Lifetime stress accelerates epigenetic aging

Cumulative exposure to stress hormones affects the regulation of genes associated with aging and age-related diseases

December 21, 2015

An important risk factor for accelerated aging and age-related diseases is excessive or chronic stress. Scientists at the Max Planck Institute of Psychiatry in Munich have now found how psychological stress, which accumulates over a lifetime, accelerates the aging process. The reason for this are epigenetic changes at binding sites of the receptor for the stress molecule glucocorticoid.

One plausible mechanism that may mediate the adverse effects of stress on the aging process is epigenetic regulation. Epigenetic actions do not change the actual genetic code but alter its accessibility by i.e. attaching chemical groups to or removing them from the DNA. A team supervised by Elisabeth Binder, director at the Max Planck Institute of Psychiatry, investigated the effect of lifetime stress on a DNA methylation-based age predictor in blood samples from a cohort of highly traumatized African American individuals.

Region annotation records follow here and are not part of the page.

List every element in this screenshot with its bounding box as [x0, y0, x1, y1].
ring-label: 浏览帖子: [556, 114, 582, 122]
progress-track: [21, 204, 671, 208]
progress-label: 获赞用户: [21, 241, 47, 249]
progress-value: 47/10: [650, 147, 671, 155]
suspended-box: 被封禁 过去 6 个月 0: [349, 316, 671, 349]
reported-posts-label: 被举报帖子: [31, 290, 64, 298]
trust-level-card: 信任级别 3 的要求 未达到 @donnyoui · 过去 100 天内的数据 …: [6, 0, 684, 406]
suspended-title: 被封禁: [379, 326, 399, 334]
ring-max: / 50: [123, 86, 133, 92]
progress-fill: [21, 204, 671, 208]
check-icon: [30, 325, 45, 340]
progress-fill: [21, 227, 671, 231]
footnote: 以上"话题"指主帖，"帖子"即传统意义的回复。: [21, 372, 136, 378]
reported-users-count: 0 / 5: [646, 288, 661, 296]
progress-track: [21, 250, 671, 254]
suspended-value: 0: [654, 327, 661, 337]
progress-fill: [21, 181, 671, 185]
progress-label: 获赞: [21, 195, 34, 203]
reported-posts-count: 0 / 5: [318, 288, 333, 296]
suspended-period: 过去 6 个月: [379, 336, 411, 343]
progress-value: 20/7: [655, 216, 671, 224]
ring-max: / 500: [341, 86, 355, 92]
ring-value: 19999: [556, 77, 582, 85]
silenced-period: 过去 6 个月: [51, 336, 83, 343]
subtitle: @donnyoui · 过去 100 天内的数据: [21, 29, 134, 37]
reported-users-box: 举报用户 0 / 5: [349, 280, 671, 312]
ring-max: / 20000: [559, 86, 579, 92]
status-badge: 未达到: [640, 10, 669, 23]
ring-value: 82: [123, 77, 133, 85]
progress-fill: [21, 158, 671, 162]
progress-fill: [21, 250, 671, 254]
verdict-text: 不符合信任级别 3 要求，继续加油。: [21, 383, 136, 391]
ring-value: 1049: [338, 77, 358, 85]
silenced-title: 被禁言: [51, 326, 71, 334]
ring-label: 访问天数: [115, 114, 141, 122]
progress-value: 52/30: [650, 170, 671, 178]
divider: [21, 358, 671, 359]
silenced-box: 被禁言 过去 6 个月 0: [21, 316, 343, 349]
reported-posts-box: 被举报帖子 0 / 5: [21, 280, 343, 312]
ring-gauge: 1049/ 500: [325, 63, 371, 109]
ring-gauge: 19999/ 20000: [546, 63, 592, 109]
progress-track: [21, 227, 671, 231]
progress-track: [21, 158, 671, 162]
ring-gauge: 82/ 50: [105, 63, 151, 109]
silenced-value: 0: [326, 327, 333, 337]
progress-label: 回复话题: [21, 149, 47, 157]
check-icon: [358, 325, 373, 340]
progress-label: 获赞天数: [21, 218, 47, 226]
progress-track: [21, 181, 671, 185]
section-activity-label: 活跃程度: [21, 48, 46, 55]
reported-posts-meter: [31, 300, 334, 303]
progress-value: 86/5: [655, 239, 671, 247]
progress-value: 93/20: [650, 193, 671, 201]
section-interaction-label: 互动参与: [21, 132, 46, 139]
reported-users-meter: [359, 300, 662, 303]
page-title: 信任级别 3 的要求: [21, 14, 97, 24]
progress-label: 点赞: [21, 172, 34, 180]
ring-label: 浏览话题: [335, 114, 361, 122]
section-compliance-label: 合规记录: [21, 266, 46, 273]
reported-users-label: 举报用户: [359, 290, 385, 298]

“Glucocorticoids are molecular effectors of our response to stress and can exert actions in essentially every body organ via activation of the stress-hormone receptor. The stress hormone receptor regulates gene expression by binding to specific response elements in the DNA. This can also lead to long lasting “epigenetic reprogramming,” explains Anthony Zannas, leading scientist in the current study. “ We found that such a stress-induced reprogramming happens in sites that are associated with aging.”

The study showed that individuals exposed to high levels of lifetime stress were epigenetically older than their true biological age. Such a premature “biological” aging has been shown to increase the risk for a number of age-related diseases. Exposure to stress may thus lead to more aging-related diseases by long-lasting epigenetic effects induced by the chronic activation of stress-hormone receptors.

Measuring the epigenetic age in peripheral blood cells may be a possibility to identify chronically stressed individuals at high risk for cardiovascular diseases or dementia and to initiate timely prevention programs.